Senator Mark Pryor wants our ideas on how to cut federal spending. Take a look at this video clip below:
Senator Pryor has asked us to send our ideas to him at cutspending@pryor.senate.gov and I have done so in the past and will continue to do so in the future. Here are a few more I just emailed to him myself at 7:43am CST on May 4, 2011.
Senator Rand Paul on Feb 7, 2011 wrote the article “A Modest $500 Billion Proposal: My spending cuts would keep 85% of government funding and not touch Social Security,” Wall Street Journal and he observed:
A real discussion about the budget must begin now—our economy cannot wait any longer. For 19 months, unemployment has hovered over 9%. After a nearly $1 trillion government stimulus and $2 trillion in Federal Reserve stimulus, the Washington establishment still believes that we can solve this problem with more federal spending and the printing of more money.

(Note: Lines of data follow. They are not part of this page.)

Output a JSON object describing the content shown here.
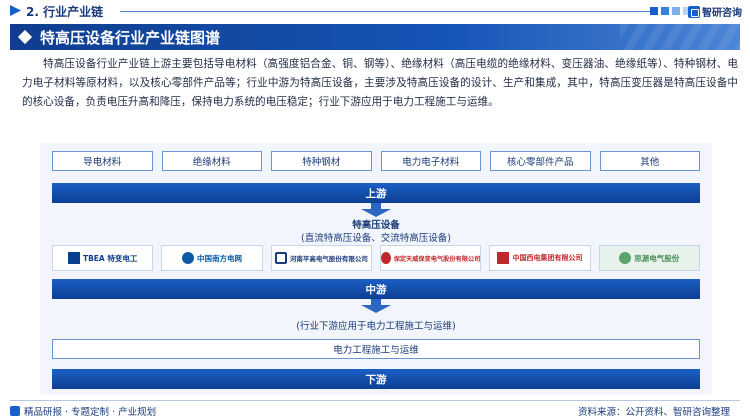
{
  "header": {
    "section_title": "2. 行业产业链",
    "brand_name": "智研咨询",
    "dot_colors": [
      "#1560c9",
      "#3b7fe0",
      "#7faeea",
      "#b8d2f5"
    ]
  },
  "title_bar": {
    "title": "特高压设备行业产业链图谱"
  },
  "intro": {
    "text": "特高压设备行业产业链上游主要包括导电材料（高强度铝合金、铜、钢等）、绝缘材料（高压电缆的绝缘材料、变压器油、绝缘纸等）、特种钢材、电力电子材料等原材料，以及核心零部件产品等；行业中游为特高压设备，主要涉及特高压设备的设计、生产和集成，其中，特高压变压器是特高压设备中的核心设备，负责电压升高和降压，保持电力系统的电压稳定；行业下游应用于电力工程施工与运维。"
  },
  "diagram": {
    "upstream_items": [
      "导电材料",
      "绝缘材料",
      "特种钢材",
      "电力电子材料",
      "核心零部件产品",
      "其他"
    ],
    "upstream_label": "上游",
    "midstream_title": "特高压设备",
    "midstream_subtitle": "(直流特高压设备、交流特高压设备)",
    "companies": [
      {
        "name": "TBEA 特变电工",
        "icon": "tbea-logo-icon",
        "color": "#0b3f8f"
      },
      {
        "name": "中国南方电网",
        "icon": "csg-logo-icon",
        "color": "#0b5aa8"
      },
      {
        "name": "河南平高电气股份有限公司",
        "icon": "pinggao-logo-icon",
        "color": "#1a3a7a"
      },
      {
        "name": "保定天威保变电气股份有限公司",
        "icon": "baobian-logo-icon",
        "color": "#c0282d"
      },
      {
        "name": "中国西电集团有限公司",
        "icon": "xd-logo-icon",
        "color": "#c0282d"
      },
      {
        "name": "思源电气股份",
        "icon": "sieyuan-logo-icon",
        "color": "#5aa36a"
      }
    ],
    "midstream_label": "中游",
    "downstream_title": "(行业下游应用于电力工程施工与运维)",
    "downstream_item": "电力工程施工与运维",
    "downstream_label": "下游"
  },
  "footer": {
    "left_text": "精品研报 · 专题定制 · 产业规划",
    "source_text": "资料来源：公开资料、智研咨询整理"
  }
}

That’s ridiculous, and the American people have had enough.
Here are some of his specific suggestions:
Defense
Agency/Program Funding Level Savings % Decrease
Military $673.500 B $47.581 B 6.5%
National defense is the primary constitutional function of the federal government. However, that does not mean that the Department of Defense should receive a blank check without serious oversight. In order to supply our troops with the tools they need, it makes sense to prioritize spending where it is needed most—rather than to keep borrowing from other countries, many of which we pay to defend. (The United States’ Top 10 creditors: China, Japan, Caribbean Banking Centers, Oil Exporters, Russia, United Kingdom, Brazil, Luxembourg, Hong Kong, Taiwan)
Since 2001, military expenditure has increased by nearly 120 percent; when you subtract the cost of the two conflicts we are currently fighting that still puts military spending at a 67 percent increase. National defense remains the nation’s No. 1 priority. However, the levels of defense spending are no longer justifiable to securing our country, especially given that our defense spending has surpassed the defense budgets of all other countries combined.
Proposing cuts to the Defense budget is no longer an eccentric idea; recently Secretary of Defense Robert Gates, typically the guardian of Defense budgets and often arguing the need for more money, has recently proposed spending cuts totaling $100 billion. That said, even though Secretary Gates’ proposals are genuine, they still allow the DoD to grow into a $1 trillion military by 2030 – nearly the amount we spent on all discretionary spending in 2008.
Many of Secretary Gates’ proposals will be included in the $48 billion in Defense spending cuts proposed, but the proposal will also include reduction in spending from programs like realigning the 750 overseas bases in 63 different countries (including the sale of buildings and assets at unused/vacant overseas bases), turning over responsibility for security in Iraq and Afghanistan to local forces, reducing the size of military personnel through natural attrition, reducing the size of the civilian employment, and focusing on waste, fraud, and abuse.
– The savings proposed are reductions based on FY2011 estimates (Defense is not further reduced to FY2008 levels)
– Relative to FY2010 levels, this proposal reflects a 2.7 percent decrease of all military spending.
Additional:
War funding from 2001 to 2010 has cost the taxpayer $1.109 trillion. That amount doesn’t include the $159 billion that will likely be spent funding the wars in Afghanistan and Iraq for FY2011. The proposal seeks to reduce war funding for FY2011 by $16 billion, in other words to provide $144 billion (President Obama has requested $117 billion for FY2012, $27 billion dollars below our proposed level).
The proposal includes transferring the primary functions of the Department of Energy to DoD, including nuclear weapon procurement and disposal of nuclear waste.
The proposal includes shifting the United States Coast Guard to the DoD, a transfer that will promote uniformity, administrative savings, and reduce duplicative functions.
The United States Coast Guard has long been considered an essential part of our military reediness throughout its long history. Title 14 of the United States Code states “The Coast Guard was established January 28, 1915, shall be a military service and a branch of the armed forces of the United States at all times.” Upon the declaration of war or when the President directs, the Coast Guard operates under the authority of the Department of the Navy.
In 2003, the Coast Guard was transferred from the Department of Transportation to the newly formed Department of Homeland Security. Currently, the Coast Guard has been working with the Navy in Operation Iraqi Freedom, anti-piracy operations, and anti-terrorist smuggling organizations.
With all this work for the DoD, common sense would suggest a move from the Department of Homeland Security to the DoD.